Dateline: above the garage in Portsmouth RI, 17 June 2005
Heading out the door with family to milk some cows at dude farm in Vermont this weekend. For a kid from Wisconsin who worked some summers on a farm, this seems odd in the extreme, but my kids are psyched.
This is our mini-summer vacation, besides the move.

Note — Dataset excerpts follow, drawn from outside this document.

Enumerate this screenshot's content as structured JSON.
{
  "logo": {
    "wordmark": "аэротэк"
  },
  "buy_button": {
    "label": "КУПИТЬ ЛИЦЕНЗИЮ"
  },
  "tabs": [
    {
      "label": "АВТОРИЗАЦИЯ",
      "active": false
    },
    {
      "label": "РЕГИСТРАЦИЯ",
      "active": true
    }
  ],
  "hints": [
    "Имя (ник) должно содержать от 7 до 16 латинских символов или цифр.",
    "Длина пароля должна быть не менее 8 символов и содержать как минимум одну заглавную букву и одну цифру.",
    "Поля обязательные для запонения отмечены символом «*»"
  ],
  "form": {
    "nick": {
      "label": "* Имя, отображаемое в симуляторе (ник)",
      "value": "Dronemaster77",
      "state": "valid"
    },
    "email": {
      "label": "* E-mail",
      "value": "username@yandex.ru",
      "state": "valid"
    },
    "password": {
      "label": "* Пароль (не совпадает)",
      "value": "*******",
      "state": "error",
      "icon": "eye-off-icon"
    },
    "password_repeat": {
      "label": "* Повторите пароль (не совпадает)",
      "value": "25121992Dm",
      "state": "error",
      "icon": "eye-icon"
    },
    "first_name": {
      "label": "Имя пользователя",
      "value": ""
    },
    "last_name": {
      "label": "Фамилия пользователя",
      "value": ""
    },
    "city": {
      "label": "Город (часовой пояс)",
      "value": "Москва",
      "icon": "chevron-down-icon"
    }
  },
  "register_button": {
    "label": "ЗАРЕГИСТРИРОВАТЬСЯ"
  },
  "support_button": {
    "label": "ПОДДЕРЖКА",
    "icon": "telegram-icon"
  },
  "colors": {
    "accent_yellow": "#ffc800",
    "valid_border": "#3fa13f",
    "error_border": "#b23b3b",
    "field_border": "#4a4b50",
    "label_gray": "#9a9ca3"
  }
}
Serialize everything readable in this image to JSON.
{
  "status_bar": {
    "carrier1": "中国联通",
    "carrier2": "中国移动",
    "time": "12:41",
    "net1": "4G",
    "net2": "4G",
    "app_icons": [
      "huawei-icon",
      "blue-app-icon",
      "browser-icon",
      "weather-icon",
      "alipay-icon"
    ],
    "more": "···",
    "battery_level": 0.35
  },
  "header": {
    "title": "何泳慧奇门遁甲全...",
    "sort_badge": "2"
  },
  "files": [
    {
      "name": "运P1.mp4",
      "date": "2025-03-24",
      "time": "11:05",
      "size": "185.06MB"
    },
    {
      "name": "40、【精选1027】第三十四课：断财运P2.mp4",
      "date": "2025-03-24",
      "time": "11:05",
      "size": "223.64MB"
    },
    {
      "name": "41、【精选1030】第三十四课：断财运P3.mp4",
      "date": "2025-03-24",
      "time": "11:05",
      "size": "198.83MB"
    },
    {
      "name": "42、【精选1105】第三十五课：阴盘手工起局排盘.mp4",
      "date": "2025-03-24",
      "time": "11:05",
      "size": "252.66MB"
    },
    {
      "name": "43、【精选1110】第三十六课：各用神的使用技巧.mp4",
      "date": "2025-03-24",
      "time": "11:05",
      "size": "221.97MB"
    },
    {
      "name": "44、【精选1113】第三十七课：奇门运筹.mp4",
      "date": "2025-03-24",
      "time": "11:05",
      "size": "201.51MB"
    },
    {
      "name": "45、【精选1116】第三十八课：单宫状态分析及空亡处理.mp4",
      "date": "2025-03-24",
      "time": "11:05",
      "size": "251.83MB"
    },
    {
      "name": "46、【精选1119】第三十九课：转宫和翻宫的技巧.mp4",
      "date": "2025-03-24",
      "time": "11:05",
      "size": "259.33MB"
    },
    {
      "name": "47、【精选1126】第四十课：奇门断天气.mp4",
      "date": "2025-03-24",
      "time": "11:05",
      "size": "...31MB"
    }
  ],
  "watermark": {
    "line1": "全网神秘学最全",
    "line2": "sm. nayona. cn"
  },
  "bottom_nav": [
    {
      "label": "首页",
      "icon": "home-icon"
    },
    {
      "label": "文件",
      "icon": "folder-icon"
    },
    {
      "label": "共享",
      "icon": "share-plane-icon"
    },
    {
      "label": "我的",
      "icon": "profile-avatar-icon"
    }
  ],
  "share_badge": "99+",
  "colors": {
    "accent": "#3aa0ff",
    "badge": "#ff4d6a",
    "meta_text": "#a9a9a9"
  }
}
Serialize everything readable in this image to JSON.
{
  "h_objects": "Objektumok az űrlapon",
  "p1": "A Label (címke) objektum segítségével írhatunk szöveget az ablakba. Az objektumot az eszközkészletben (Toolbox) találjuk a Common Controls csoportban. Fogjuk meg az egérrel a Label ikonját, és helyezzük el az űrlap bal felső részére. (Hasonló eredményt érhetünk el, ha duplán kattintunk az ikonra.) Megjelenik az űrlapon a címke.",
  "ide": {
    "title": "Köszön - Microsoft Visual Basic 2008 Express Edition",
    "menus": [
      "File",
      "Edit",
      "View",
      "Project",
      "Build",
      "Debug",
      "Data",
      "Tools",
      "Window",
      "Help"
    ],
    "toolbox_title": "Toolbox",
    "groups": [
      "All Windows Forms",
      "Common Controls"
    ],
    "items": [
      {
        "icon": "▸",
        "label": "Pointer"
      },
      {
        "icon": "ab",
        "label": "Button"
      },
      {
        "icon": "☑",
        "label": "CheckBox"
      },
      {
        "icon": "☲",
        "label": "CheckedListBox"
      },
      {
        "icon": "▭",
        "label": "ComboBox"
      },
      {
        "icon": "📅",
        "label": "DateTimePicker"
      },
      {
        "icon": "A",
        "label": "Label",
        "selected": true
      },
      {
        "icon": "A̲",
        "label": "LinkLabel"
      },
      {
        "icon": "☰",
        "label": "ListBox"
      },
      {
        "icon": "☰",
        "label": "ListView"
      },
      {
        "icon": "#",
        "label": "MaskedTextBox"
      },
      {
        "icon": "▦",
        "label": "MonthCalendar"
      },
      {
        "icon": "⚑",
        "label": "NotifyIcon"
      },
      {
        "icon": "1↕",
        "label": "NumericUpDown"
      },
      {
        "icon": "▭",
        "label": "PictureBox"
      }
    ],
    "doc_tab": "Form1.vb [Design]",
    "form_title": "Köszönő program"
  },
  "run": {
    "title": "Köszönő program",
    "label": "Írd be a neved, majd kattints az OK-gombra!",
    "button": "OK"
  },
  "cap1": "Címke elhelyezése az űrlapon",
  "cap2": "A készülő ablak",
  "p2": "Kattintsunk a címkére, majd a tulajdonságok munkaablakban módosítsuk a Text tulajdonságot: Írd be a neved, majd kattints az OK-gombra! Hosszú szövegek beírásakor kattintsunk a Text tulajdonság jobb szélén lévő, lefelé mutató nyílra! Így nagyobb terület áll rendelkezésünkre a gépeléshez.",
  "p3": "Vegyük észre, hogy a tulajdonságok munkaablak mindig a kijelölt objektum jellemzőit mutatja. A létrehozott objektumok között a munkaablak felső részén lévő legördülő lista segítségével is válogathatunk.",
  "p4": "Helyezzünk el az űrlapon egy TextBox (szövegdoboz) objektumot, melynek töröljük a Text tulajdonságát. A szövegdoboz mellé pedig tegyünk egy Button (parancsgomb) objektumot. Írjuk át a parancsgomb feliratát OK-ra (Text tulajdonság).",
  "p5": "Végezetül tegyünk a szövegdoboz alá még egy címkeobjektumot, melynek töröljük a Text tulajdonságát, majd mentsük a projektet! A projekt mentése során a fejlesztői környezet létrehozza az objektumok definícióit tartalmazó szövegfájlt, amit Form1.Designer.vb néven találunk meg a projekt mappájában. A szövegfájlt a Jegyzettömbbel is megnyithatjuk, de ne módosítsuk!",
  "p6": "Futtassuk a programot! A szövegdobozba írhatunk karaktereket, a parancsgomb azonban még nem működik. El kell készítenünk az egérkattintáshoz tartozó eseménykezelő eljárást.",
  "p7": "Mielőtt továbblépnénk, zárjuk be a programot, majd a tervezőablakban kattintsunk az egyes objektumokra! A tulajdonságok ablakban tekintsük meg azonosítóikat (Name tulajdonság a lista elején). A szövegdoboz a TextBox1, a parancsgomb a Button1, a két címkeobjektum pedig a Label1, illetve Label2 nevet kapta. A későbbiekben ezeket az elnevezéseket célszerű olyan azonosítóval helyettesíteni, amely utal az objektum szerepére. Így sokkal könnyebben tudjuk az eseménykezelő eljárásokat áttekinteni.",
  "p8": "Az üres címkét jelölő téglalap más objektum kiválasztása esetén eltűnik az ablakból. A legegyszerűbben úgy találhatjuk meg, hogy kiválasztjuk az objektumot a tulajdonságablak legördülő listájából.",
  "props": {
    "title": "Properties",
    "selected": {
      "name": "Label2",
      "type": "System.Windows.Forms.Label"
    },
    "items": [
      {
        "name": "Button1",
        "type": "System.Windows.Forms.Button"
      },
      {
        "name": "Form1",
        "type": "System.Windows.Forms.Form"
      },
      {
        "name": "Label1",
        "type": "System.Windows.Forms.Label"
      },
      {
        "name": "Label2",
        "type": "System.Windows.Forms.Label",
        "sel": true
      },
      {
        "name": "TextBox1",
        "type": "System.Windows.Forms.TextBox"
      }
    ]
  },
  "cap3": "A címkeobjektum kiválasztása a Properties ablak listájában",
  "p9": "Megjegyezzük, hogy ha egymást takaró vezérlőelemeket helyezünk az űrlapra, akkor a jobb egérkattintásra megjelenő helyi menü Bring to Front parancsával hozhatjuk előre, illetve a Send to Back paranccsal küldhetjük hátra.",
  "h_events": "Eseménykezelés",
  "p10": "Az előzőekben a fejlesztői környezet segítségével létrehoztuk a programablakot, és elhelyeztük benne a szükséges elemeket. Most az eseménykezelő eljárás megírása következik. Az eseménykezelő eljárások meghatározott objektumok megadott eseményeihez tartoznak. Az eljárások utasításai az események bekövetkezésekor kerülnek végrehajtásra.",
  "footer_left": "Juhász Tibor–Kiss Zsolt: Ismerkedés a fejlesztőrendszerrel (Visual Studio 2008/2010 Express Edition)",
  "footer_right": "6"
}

Got this Google alert via my webmaster Critt and wanted to post before I left. BusinessWeek puts out summer reading list piece and cites PNM as one to get!
Here's the citation:
Will wars make such concerns seem trivial? For a vision of how U.S. strategic policy is likely to evolve, take a look at The Pentagon's New Map: War and Peace in the Twenty-First Century (Berkley, $16). Author Thomas P.M. Barnett, a strategic researcher at the U.S. Naval War College and "a savvy prognosticator," according to reviewer Stan Crock, says future conflicts will not simply involve Islam vs. the West, but will be contests between those nations tied to a global economy (the Functioning Core) and those that aren't (the Non-Integrating Gap). Trouble spots, not surprisingly, include much of Africa, the Balkans, parts of Asia, the Caribbean, as well as the Islamic crescent. Barnett proposes a three-pronged response, ranging from occasional "preemption" of threatening regimes to economic efforts to reduce poorer societies' "disconnectedness."